Я отрицательно покачала головой, чувствуя себя приниженной и неблагодарной, но тем не менее сочла необходимым в свое оправдание добавить:
— Мой муж пишет мне. И я ничего не воображаю, майор Ли. Я...
— Вам только кажется, что вы не воображаете, — заметил он мудро и, повернувшись у двери, полушутливо и полусочувственно отдал по-военному честь. — До свидания, Вики. Несколько ваших друзей из лагеря в Инсайне рвутся навестить вас. Пожалуй, мы их пустим вечером, если вы пожелаете принять их. Как вы? Хотите с ними повидаться?
— Нет, спасибо, — ответила я и отвернулась. — Хочу только одного: чтобы меня оставили в покое, если вы не против.
— Я не против, — заметил он добродушно. — Но для сведения: меня зовут Хью. Я изливаю перед вами душу, а вы обращаетесь ко мне чертовски официально. Когда я слышу ваше «сэр», мне кажется, будто мне не меньше сотни лет. — Доктор ухмыльнулся. — Скажу вашим друзьям, чтобы приходили завтра вечером. Полагаю, что они поймут.
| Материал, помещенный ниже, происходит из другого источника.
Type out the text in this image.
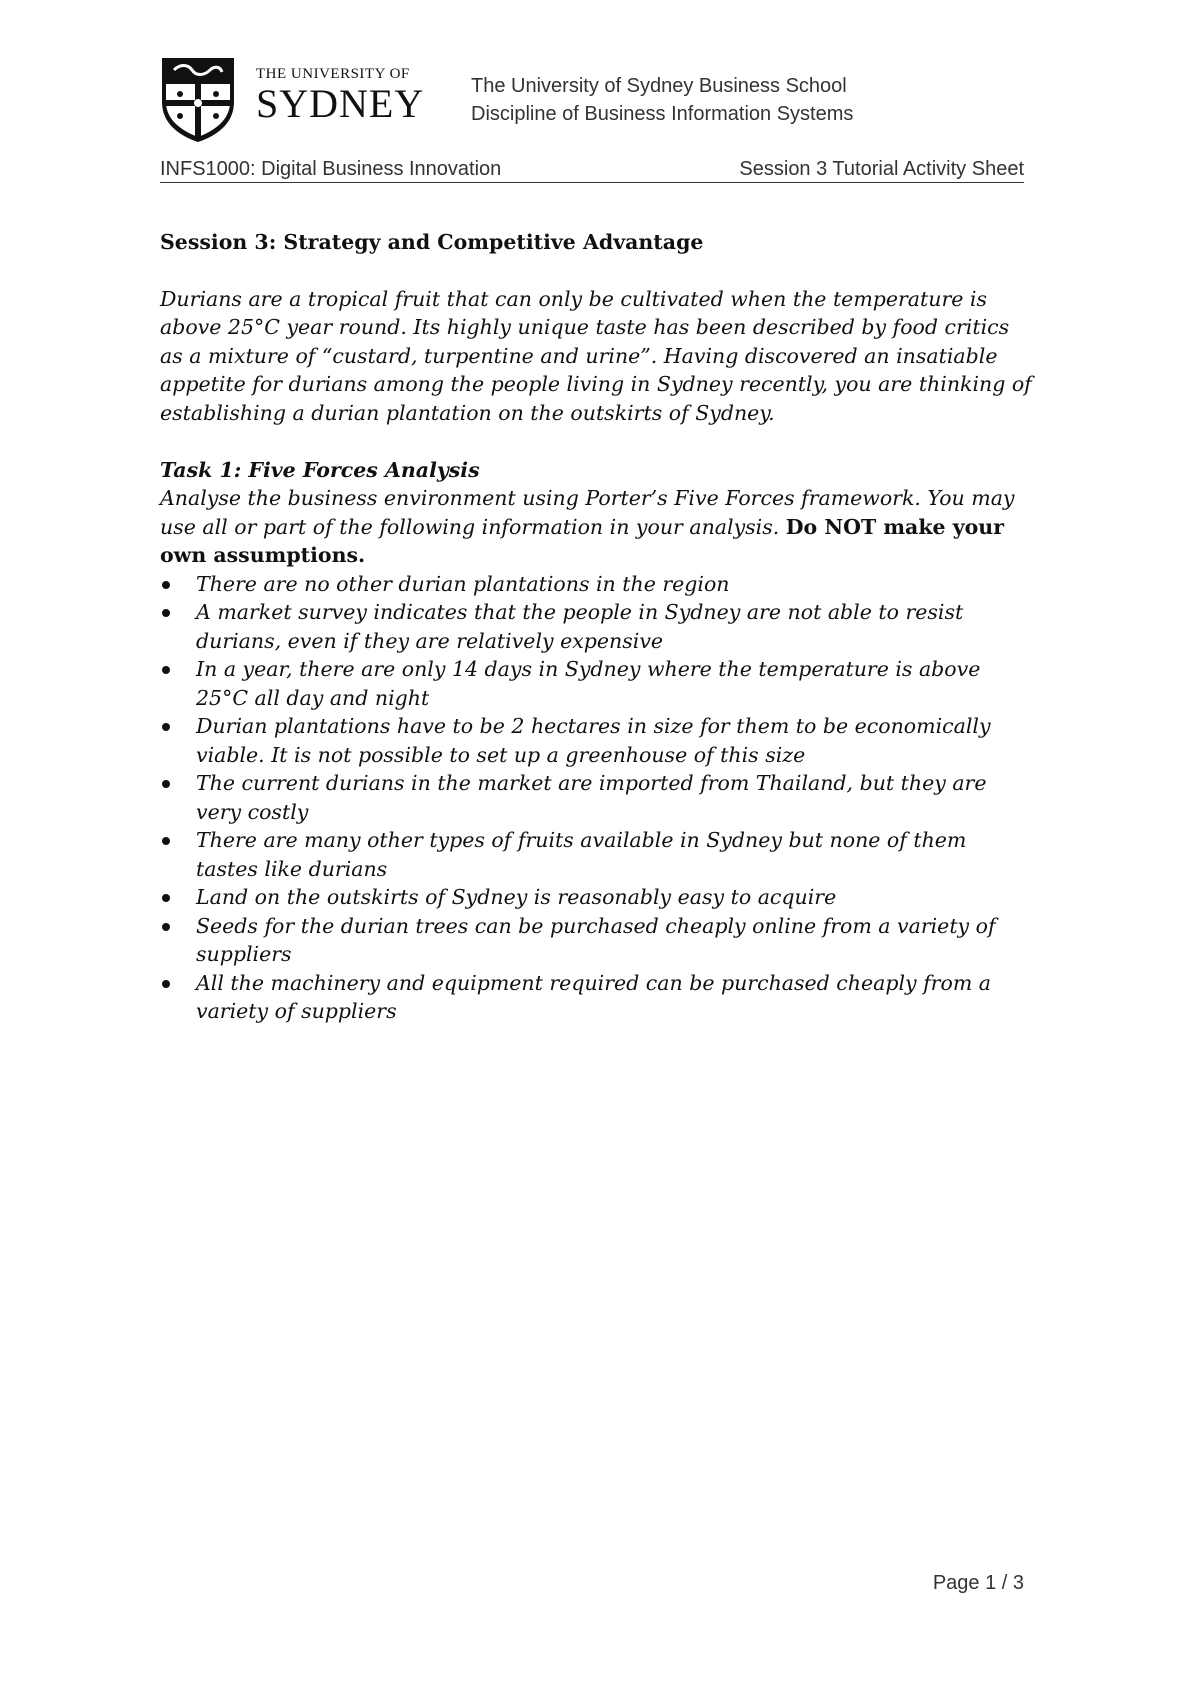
THE UNIVERSITY OF
SYDNEY The University of Sydney Business School
Discipline of Business Information Systems
INFS1000: Digital Business Innovation	Session 3 Tutorial Activity Sheet
Session 3: Strategy and Competitive Advantage

Durians are a tropical fruit that can only be cultivated when the temperature is above 25°C year round. Its highly unique taste has been described by food critics as a mixture of “custard, turpentine and urine”. Having discovered an insatiable appetite for durians among the people living in Sydney recently, you are thinking of establishing a durian plantation on the outskirts of Sydney.

Task 1: Five Forces Analysis

Analyse the business environment using Porter’s Five Forces framework. You may use all or part of the following information in your analysis. Do NOT make your own assumptions.

There are no other durian plantations in the region
A market survey indicates that the people in Sydney are not able to resist durians, even if they are relatively expensive
In a year, there are only 14 days in Sydney where the temperature is above 25°C all day and night
Durian plantations have to be 2 hectares in size for them to be economically viable. It is not possible to set up a greenhouse of this size
The current durians in the market are imported from Thailand, but they are very costly
There are many other types of fruits available in Sydney but none of them tastes like durians
Land on the outskirts of Sydney is reasonably easy to acquire
Seeds for the durian trees can be purchased cheaply online from a variety of suppliers
All the machinery and equipment required can be purchased cheaply from a variety of suppliers
Page 1 / 3
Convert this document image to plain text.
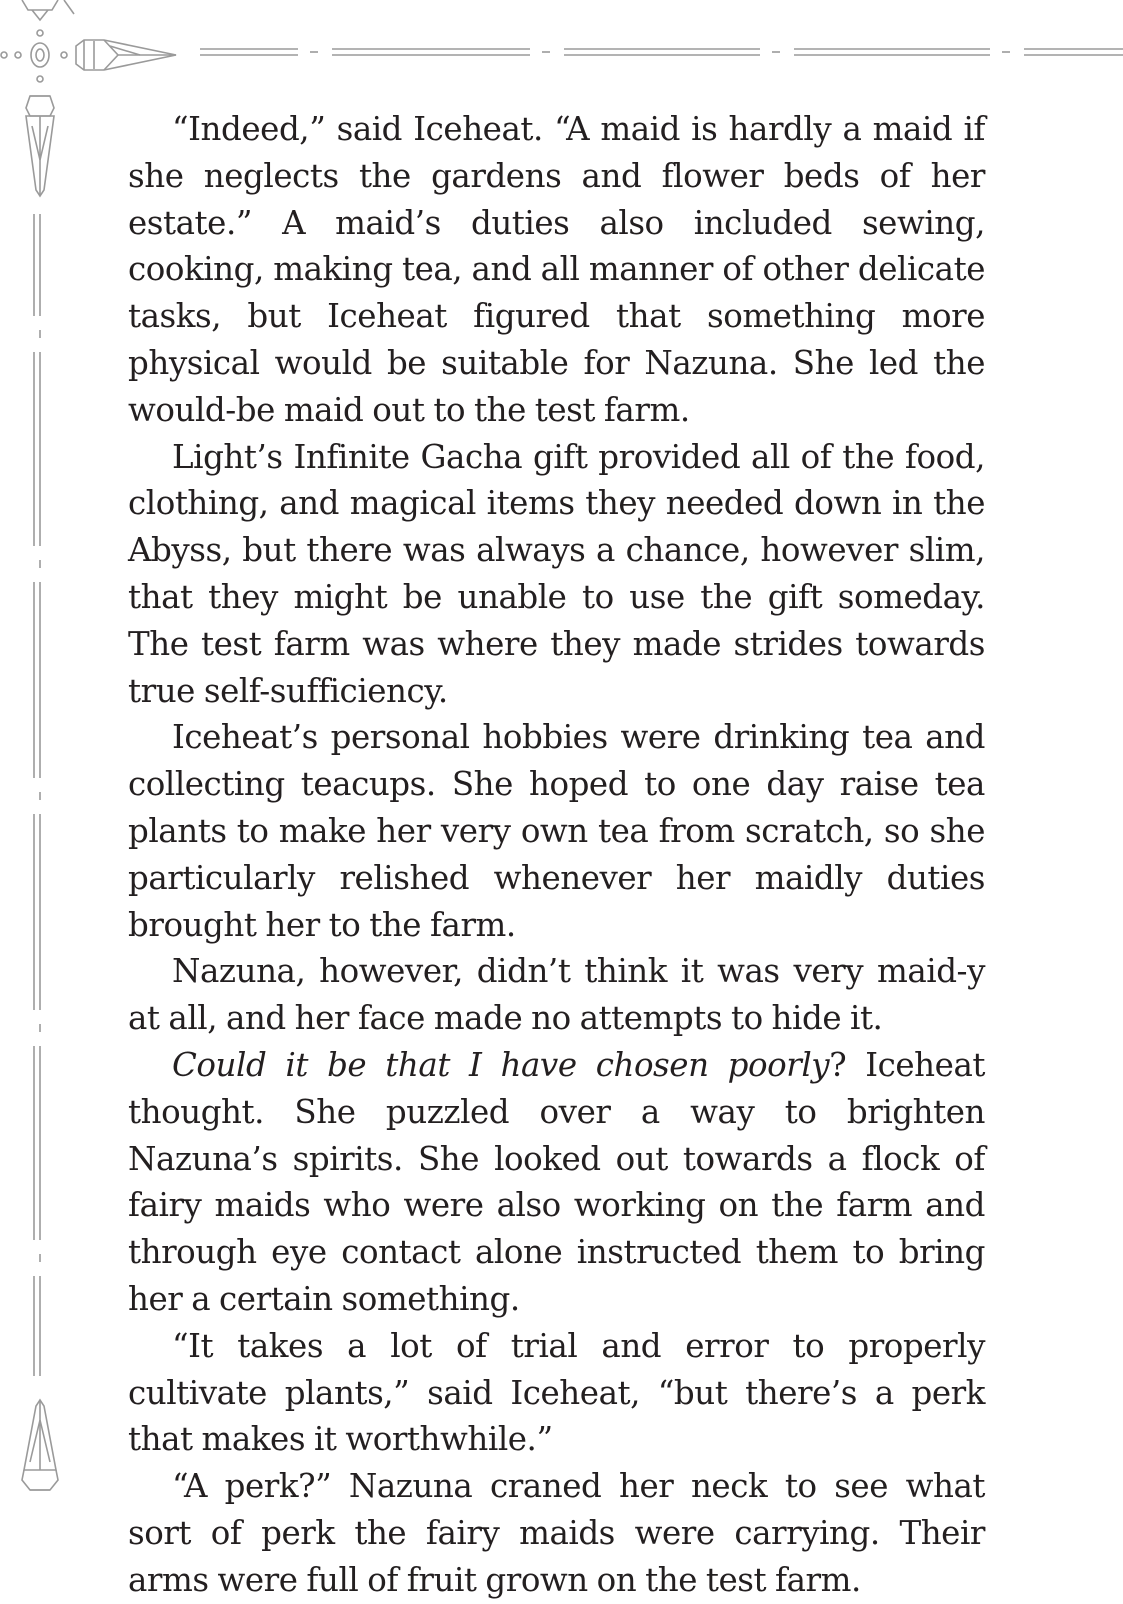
“Indeed,” said Iceheat. “A maid is hardly a maid if she neglects the gardens and flower beds of her estate.” A maid’s duties also included sewing, cooking, making tea, and all manner of other delicate tasks, but Iceheat figured that something more physical would be suitable for Nazuna. She led the would-be maid out to the test farm.

Light’s Infinite Gacha gift provided all of the food, clothing, and magical items they needed down in the Abyss, but there was always a chance, however slim, that they might be unable to use the gift someday. The test farm was where they made strides towards true self-sufficiency.

Iceheat’s personal hobbies were drinking tea and collecting teacups. She hoped to one day raise tea plants to make her very own tea from scratch, so she particularly relished whenever her maidly duties brought her to the farm.

Nazuna, however, didn’t think it was very maid-y at all, and her face made no attempts to hide it.

Could it be that I have chosen poorly? Iceheat thought. She puzzled over a way to brighten Nazuna’s spirits. She looked out towards a flock of fairy maids who were also working on the farm and through eye contact alone instructed them to bring her a certain something.

“It takes a lot of trial and error to properly cultivate plants,” said Iceheat, “but there’s a perk that makes it worthwhile.”

“A perk?” Nazuna craned her neck to see what sort of perk the fairy maids were carrying. Their arms were full of fruit grown on the test farm.
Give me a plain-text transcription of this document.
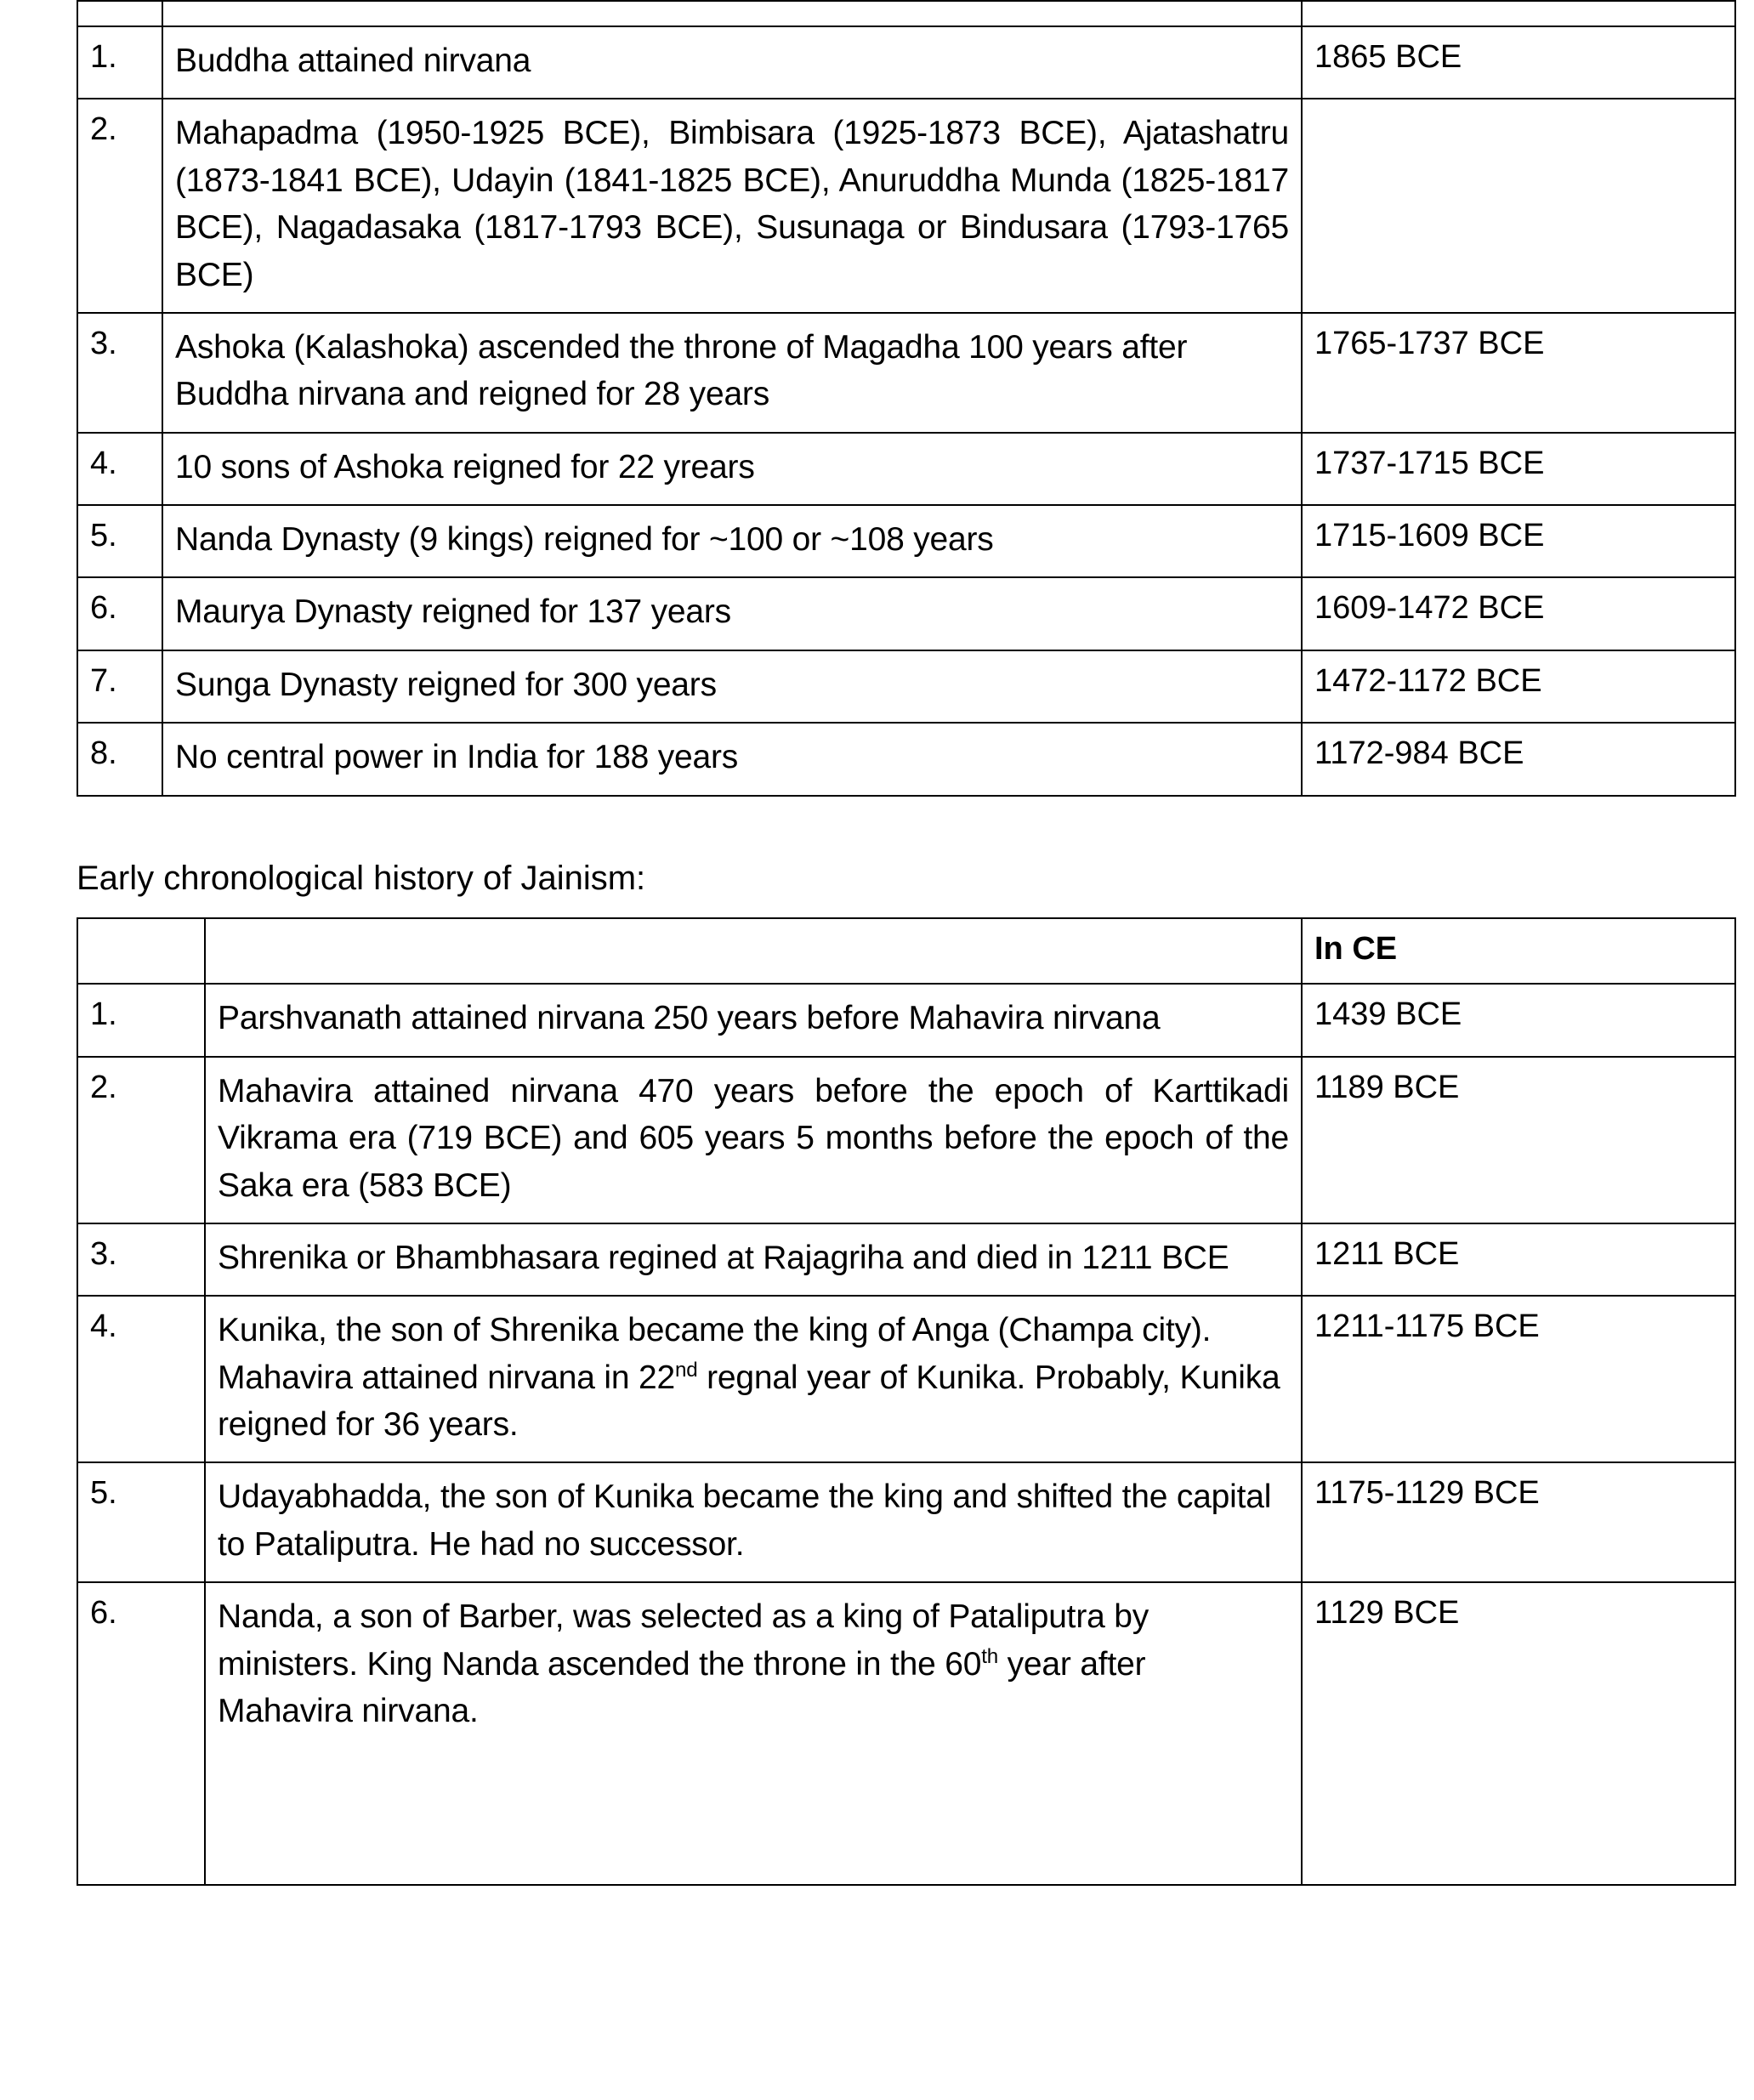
1.	Buddha attained nirvana	1865 BCE
2.	Mahapadma (1950-1925 BCE), Bimbisara (1925-1873 BCE), Ajatashatru (1873-1841 BCE), Udayin (1841-1825 BCE), Anuruddha Munda (1825-1817 BCE), Nagadasaka (1817-1793 BCE), Susunaga or Bindusara (1793-1765 BCE)	
3.	Ashoka (Kalashoka) ascended the throne of Magadha 100 years after Buddha nirvana and reigned for 28 years	1765-1737 BCE
4.	10 sons of Ashoka reigned for 22 yrears	1737-1715 BCE
5.	Nanda Dynasty (9 kings) reigned for ~100 or ~108 years	1715-1609 BCE
6.	Maurya Dynasty reigned for 137 years	1609-1472 BCE
7.	Sunga Dynasty reigned for 300 years	1472-1172 BCE
8.	No central power in India for 188 years	1172-984 BCE
Early chronological history of Jainism:
		In CE
1.	Parshvanath attained nirvana 250 years before Mahavira nirvana	1439 BCE
2.	Mahavira attained nirvana 470 years before the epoch of Karttikadi Vikrama era (719 BCE) and 605 years 5 months before the epoch of the Saka era (583 BCE)	1189 BCE
3.	Shrenika or Bhambhasara regined at Rajagriha and died in 1211 BCE	1211 BCE
4.	Kunika, the son of Shrenika became the king of Anga (Champa city). Mahavira attained nirvana in 22nd regnal year of Kunika. Probably, Kunika reigned for 36 years.	1211-1175 BCE
5.	Udayabhadda, the son of Kunika became the king and shifted the capital to Pataliputra. He had no successor.	1175-1129 BCE
6.	Nanda, a son of Barber, was selected as a king of Pataliputra by ministers. King Nanda ascended the throne in the 60th year after Mahavira nirvana.	1129 BCE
Не возражаете?
Прежде чем я успела поблагодарить его, он уже исчез.
Дженис и Генри пришли проведать меня на следующий день к вечеру, электричества опять не было, и я делала вид, что читаю книгу при све, те масляной лампы. Дженис принесла пачку писем для меня, которую она достала из сумки и положила на тумбочку. Сверху лежал конверт с адресом, выведенным почерком Кон-нора, но выглядел он очень тощим, и я даже не попыталась сразу вскрыть его.